Yeah, he did look after the students! Many criticized him and said things like he exploited them etc. but that wasn’t true. He always took the long view! Most people don’t, or can’t. Many of those students got either very good commissions after they finished, or went on to one of the major academies. And they knew it was all thanks to Bill! (Almost all of them went to his service, and some had to come from interstate, and if memory serves, at least one had to come from overseas!) Bill was like that… a real *people magnet*!

One of his major schemes, for example, was that he’d always wanted to own a Vinyard! They are expensive, and he hated spending money, and he hated the idea of Venture Capital, and traditional *share* schemes, which he called *scams*. 😉 😆 So. He found a large Vinyard not doing very well, haggled a price down, and got investors by offering them one brick in the large brick office/sales building for $10. 😆 And he actually got the money! Unfortunately for poor Bill, and the “brick-holders” (as they were known), the next year we started a 3 or 4 year major drought! Sometimes, he just couldn’t win! However, he convinced most of them to hang on, he said the drought wouldn’t last long, and they’d be in the money and free wine! 😆 After the drought finally passed, and with a couple years hard work, it started doing well. 🙂 He sold it (as he usually did when he got bored with something), and went onto the next *big thing*! 😀 I have much to be grateful to Bill for. 🙂

The World needs a lot more *Bill’s*!

(PS. Sorry for all the errors above. I’m doing this in between many other things. I’m rushing a bit, and it’s damned hot!) 😉

11 Kryten42 { 01.15.11 at 10:45 pm }

BTW, I should say that when someone bought a *brick*, they actually did get to sign their name on a brick! And they got legal paperwork with the details of course. He told people a brick is *real*, money on paper is worthless! Luckily for Bill, many thought the same way. 😆 When the drought was over, and the vines grew, and the wine started flowing… people went in droves because… what other vineyard had shares in bricks with the names of the owners on? Was a great marketing scheme! That was Bill, a consummate marketer. 😀

12 Bryan { 01.15.11 at 11:22 pm }

Actually, if you go to the museum in Oriskany, New York and look you will see names on their bricks, including mine. They were also $10/brick, so it is not an unusual marketing action for non-profits, but fairly unique to replace stock shares with bricks. Bricks are certainly more useful than stock certificates and a lot easier to keep track of. Things could get dangerous in a divorce, or in any attempt to “trade” them.
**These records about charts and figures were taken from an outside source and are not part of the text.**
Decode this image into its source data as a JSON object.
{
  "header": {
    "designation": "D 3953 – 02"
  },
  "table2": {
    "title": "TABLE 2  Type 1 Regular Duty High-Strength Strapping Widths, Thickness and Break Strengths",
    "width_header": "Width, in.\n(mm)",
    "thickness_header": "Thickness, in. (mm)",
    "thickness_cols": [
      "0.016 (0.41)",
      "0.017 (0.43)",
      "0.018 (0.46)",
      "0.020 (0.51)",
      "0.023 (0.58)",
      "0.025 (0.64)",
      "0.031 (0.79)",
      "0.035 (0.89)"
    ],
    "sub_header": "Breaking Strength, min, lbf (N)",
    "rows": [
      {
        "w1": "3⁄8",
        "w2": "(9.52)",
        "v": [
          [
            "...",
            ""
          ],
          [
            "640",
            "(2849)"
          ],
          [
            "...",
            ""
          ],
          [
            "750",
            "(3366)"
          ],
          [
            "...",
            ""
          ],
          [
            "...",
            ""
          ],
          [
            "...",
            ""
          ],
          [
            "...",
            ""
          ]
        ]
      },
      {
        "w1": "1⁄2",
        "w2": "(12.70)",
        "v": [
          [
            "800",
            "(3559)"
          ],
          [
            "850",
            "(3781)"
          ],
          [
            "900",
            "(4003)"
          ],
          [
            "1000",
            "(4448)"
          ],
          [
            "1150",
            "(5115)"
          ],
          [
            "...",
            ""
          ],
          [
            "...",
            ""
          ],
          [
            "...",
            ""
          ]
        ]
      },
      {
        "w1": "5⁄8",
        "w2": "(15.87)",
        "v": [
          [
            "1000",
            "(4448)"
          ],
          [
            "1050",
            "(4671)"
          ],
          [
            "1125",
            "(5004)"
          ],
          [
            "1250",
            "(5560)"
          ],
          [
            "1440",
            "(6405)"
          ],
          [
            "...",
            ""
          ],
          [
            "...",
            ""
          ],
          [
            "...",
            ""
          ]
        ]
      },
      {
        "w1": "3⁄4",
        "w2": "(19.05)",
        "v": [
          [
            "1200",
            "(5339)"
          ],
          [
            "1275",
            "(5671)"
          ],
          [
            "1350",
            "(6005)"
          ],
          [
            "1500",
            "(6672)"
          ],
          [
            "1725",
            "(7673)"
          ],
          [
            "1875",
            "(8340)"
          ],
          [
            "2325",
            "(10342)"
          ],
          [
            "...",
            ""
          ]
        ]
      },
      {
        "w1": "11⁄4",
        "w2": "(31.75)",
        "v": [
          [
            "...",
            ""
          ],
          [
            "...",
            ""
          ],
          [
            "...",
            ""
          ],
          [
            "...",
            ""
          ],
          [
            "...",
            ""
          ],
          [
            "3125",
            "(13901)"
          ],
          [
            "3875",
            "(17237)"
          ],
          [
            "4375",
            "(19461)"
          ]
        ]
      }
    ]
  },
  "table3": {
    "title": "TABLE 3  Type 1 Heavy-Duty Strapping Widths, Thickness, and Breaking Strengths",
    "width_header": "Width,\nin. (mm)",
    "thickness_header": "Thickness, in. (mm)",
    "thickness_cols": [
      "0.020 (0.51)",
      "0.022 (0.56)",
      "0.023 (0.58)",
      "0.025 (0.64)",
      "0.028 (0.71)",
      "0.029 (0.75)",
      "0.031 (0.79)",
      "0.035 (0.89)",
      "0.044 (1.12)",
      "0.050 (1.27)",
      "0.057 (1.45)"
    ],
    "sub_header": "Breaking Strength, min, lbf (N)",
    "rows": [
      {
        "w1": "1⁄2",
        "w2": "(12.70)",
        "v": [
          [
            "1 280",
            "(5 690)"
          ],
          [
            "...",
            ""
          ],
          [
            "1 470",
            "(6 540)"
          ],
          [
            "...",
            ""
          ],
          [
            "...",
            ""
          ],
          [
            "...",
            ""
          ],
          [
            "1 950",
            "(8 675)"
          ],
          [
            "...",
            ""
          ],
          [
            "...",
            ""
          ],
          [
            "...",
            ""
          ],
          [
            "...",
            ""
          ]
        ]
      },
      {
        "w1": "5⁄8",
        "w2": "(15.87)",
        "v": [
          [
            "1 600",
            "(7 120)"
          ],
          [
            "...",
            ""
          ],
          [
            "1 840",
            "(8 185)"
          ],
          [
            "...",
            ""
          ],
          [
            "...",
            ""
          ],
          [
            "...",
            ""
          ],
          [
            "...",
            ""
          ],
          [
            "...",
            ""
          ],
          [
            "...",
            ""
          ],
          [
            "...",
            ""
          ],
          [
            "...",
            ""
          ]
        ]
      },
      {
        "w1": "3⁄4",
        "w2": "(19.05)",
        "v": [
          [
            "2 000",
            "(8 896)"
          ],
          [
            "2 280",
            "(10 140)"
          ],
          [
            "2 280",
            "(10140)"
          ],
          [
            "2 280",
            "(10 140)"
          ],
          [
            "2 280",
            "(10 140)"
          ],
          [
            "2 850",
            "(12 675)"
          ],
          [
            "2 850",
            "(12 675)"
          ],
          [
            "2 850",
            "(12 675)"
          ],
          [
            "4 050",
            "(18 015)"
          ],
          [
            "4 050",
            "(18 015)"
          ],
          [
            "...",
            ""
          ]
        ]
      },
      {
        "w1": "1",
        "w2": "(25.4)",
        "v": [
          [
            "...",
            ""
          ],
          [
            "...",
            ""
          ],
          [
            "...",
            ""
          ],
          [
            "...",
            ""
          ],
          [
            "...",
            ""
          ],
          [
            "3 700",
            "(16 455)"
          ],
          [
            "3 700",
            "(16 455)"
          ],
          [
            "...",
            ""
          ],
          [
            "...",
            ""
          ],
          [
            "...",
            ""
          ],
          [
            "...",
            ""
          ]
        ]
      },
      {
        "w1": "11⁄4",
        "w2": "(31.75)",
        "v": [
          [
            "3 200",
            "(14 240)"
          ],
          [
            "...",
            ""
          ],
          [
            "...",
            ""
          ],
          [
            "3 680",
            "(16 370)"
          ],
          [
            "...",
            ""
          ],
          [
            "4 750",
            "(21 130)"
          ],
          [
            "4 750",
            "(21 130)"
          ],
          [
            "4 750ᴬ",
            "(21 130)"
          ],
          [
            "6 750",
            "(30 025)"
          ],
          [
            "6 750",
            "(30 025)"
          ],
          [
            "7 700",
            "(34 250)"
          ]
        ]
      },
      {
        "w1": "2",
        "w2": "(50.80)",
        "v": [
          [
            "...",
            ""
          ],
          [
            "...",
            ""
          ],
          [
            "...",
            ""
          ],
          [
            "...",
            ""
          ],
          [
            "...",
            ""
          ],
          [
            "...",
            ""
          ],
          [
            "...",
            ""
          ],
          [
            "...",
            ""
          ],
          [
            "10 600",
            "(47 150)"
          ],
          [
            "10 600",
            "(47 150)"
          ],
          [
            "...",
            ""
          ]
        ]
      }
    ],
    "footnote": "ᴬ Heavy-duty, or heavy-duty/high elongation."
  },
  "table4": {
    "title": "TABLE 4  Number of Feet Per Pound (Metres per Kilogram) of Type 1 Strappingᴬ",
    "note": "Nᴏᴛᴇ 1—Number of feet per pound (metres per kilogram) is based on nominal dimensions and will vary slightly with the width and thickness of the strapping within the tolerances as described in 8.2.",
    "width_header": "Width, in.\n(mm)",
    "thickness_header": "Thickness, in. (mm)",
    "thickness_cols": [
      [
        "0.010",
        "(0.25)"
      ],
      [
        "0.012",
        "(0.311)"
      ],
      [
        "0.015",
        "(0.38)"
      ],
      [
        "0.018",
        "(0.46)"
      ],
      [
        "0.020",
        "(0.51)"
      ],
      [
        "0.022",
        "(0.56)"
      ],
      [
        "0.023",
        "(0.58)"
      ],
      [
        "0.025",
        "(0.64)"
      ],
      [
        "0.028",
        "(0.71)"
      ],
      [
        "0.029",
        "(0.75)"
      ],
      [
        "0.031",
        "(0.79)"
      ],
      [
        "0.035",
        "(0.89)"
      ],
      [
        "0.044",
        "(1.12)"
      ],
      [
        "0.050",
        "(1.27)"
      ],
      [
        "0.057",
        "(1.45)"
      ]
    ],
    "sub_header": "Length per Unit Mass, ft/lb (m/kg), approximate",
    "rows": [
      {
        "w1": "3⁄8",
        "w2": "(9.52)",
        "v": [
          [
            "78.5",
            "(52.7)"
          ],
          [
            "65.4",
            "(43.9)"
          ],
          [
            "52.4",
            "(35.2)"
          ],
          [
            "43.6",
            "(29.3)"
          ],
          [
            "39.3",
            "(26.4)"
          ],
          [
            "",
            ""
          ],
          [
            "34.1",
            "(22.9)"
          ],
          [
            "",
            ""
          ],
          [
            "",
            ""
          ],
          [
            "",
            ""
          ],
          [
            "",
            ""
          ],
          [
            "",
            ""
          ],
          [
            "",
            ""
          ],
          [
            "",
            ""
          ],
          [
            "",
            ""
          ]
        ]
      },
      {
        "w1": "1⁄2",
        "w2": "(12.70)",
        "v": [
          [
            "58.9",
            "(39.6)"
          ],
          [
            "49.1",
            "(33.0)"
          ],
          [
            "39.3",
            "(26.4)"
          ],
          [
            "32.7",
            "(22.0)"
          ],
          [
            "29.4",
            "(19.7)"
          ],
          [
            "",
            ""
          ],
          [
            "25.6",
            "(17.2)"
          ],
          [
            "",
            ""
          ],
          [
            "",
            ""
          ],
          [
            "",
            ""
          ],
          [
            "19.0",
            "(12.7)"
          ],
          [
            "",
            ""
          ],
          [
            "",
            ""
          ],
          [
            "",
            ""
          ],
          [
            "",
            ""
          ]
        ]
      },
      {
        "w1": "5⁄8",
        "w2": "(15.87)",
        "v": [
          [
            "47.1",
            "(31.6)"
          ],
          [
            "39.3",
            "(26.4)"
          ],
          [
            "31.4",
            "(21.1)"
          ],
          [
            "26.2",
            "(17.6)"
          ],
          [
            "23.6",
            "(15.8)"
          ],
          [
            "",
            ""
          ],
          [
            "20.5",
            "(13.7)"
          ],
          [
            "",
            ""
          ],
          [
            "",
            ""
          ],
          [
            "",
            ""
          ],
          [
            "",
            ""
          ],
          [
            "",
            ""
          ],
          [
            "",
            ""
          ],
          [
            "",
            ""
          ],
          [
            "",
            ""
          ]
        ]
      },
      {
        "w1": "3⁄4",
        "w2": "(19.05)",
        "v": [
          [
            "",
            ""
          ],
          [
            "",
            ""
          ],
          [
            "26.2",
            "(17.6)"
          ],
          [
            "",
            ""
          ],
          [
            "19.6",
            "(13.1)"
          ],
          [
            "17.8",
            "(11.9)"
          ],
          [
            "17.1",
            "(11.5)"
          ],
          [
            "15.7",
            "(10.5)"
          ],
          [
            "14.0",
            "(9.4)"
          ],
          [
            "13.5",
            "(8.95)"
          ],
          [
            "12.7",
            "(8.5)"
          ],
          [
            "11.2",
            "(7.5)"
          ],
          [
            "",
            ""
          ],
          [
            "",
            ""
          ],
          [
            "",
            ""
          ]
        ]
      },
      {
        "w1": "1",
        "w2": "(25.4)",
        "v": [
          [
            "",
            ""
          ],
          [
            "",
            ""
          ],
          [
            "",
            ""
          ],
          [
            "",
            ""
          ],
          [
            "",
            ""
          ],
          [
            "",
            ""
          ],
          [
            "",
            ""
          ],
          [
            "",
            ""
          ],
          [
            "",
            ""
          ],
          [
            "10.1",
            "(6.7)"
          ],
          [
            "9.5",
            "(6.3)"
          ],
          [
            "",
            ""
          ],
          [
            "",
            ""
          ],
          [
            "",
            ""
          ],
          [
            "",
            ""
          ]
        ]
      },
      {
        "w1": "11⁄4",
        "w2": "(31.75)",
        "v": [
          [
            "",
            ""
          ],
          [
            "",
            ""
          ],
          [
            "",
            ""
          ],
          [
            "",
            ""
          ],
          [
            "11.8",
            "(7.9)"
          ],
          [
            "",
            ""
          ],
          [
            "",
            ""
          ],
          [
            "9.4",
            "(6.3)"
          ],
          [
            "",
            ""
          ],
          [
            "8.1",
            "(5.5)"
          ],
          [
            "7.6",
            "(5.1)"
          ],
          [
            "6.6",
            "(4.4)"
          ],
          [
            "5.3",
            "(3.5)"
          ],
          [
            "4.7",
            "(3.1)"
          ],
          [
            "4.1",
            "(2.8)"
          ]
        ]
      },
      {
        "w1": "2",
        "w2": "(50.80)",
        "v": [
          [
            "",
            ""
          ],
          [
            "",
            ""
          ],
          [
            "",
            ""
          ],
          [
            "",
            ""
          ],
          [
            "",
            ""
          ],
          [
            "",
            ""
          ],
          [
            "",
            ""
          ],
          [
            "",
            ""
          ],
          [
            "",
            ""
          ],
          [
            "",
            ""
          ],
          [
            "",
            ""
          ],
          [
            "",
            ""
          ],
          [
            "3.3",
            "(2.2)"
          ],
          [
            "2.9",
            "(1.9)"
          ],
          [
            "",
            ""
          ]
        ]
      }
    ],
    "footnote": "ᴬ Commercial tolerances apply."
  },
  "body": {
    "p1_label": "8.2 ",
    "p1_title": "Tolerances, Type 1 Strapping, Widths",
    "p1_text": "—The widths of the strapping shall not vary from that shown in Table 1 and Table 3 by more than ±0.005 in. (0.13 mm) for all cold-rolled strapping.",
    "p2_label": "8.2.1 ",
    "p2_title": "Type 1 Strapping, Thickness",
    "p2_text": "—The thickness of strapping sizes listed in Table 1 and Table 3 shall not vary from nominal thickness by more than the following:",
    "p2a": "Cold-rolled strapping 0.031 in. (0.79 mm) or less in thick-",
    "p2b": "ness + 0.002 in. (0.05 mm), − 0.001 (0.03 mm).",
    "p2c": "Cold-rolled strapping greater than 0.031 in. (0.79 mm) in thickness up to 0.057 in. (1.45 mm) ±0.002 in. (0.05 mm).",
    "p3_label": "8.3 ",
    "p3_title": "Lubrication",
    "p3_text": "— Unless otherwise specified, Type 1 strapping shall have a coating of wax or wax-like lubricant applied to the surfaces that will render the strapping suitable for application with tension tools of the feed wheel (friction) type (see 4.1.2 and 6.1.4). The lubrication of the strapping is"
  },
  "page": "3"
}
One of the toughest things for an artist to get is exposure. If you want to sell your work, people have to see it. I know a few artists, and we have them in the family, so I’m aware of the cost of selling a work. People would be amazed at how low the “profit margin” can be on work that sells for thousands. The professional materials alone for a painting that is a meter square can easily be in the hundreds of dollars. Throw in weeks of labor to produce it, the cost of the space to work in, and it is easy to hit four figures. Then the marketing begins, and that is the real expense. Agents, gallery owners, transportation … just an unbelievable number of expenses. Getting your work exposed in a good public location is a very big deal for an artist. Being selected for a major project is also good for your portfolio, a major plus for your CV. If they want to see exploitation of artists they should hang around with a few gallery owners, some of them are real scum.

Yes, he made money, but it sounds like so did people around him. It is amazing how rarely that happens.